C'est donc reparti pour un tour de Cannes, et bon, disons-le tout de suite, ça a très très mal commencé. Avec la présentation en ouverture du Grace de Monaco d'Olivier Dahan, on sonde déjà les profondeurs du néant cinématographique. Il faut remonter à loin pour trouver une séance de gala aussi foireuse (Da Vinci Code ? Fanfan la Tulipe ?). Les producteurs de ce truc peuvent remercier Thierry Frémaux d'avoir donné un généreux coup de pouce à un film en perdition depuis des mois, en particulier depuis la brouille ouverte entre le réalisateur et Harvey Weinstein, à qui on donne plutôt raison d'avoir refusé de présenter cette version au public américain. Quoique, à moins de le retourner intégralement, on voit mal comment on peut sauver l'affaire du naufrage dans lequel il s'enfonce quasi-instantanément.

Déjà, l'angle choisi pour cette bio a de quoi faire hurler : comment Grace Kelly a choisit de renoncer définitivement à sa carrière au cinéma pour endosser les habits de princesse monégasque, à la faveur d'un incident qui opposa la famille royale à De Gaulle, décidé à mettre fin à l'exil massif des capitaux qui avait lieu là-bas. Dahan présente cette tentative comme une véritable offense faite aux riches, prenant le parti des nantis monégasques contre ces salopiauds de Français et leurs impôts à la con. Tristement contemporaine, aussi subtile qu'une Une du Point, cette déclaration (de revenus) est noyée dans un bain d'eau de rose et un scénario qui décalque grossièrement Le Discours d'un Roi.

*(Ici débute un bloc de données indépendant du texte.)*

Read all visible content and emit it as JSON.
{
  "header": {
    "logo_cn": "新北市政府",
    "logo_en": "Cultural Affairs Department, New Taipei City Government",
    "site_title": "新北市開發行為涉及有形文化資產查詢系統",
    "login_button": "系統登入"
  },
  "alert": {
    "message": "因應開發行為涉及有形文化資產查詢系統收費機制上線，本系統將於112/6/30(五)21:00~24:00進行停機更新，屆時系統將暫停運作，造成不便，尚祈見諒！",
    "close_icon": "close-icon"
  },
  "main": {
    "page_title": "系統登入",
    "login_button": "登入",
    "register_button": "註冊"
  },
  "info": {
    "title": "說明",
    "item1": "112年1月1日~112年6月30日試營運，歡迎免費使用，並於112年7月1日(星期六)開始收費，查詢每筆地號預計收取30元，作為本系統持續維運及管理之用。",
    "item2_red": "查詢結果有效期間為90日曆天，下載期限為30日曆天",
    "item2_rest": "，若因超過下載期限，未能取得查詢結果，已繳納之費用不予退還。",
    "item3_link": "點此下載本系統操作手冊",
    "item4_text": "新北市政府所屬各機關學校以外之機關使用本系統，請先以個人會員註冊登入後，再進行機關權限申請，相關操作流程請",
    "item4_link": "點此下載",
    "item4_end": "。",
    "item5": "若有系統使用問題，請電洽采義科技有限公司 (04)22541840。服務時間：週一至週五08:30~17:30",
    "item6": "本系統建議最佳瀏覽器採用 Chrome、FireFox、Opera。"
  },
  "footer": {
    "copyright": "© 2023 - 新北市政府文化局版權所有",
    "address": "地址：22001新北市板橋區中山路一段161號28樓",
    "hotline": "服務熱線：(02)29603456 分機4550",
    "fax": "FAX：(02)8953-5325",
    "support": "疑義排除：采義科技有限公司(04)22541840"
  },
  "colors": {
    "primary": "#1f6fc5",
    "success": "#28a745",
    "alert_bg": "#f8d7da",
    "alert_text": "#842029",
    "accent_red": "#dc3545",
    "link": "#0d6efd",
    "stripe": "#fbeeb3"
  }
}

En effet, mal à l'aise avec le protocole princier, Grace doit donc prendre des cours de maintien et, suspecte d'être une frivole Américaine, va se mettre au Français au cours de leçons où, putain, c'est dur, il faut apprendre à rugir les R — superbe image de Nicole Kidman imitant une tigresse pour essayer d'y parvenir. Le discours final, sommet de niaiserie à côté duquel les Miss France font figure de Nobel, la verra mettre fin à ce début de troisième guerre mondiale en vantant l'amour comme solution pour unir les peuples. Cela permettra au moins à Tim Roth, en Rainier de Monaco que tout le monde appelle «Ray» dans le film, de sortir de la monoexpression consternée qu'il arborait depuis le début — tant qu'à être logique, il aurait mieux valu qu'il choisisse l'affliction plutôt que la fierté.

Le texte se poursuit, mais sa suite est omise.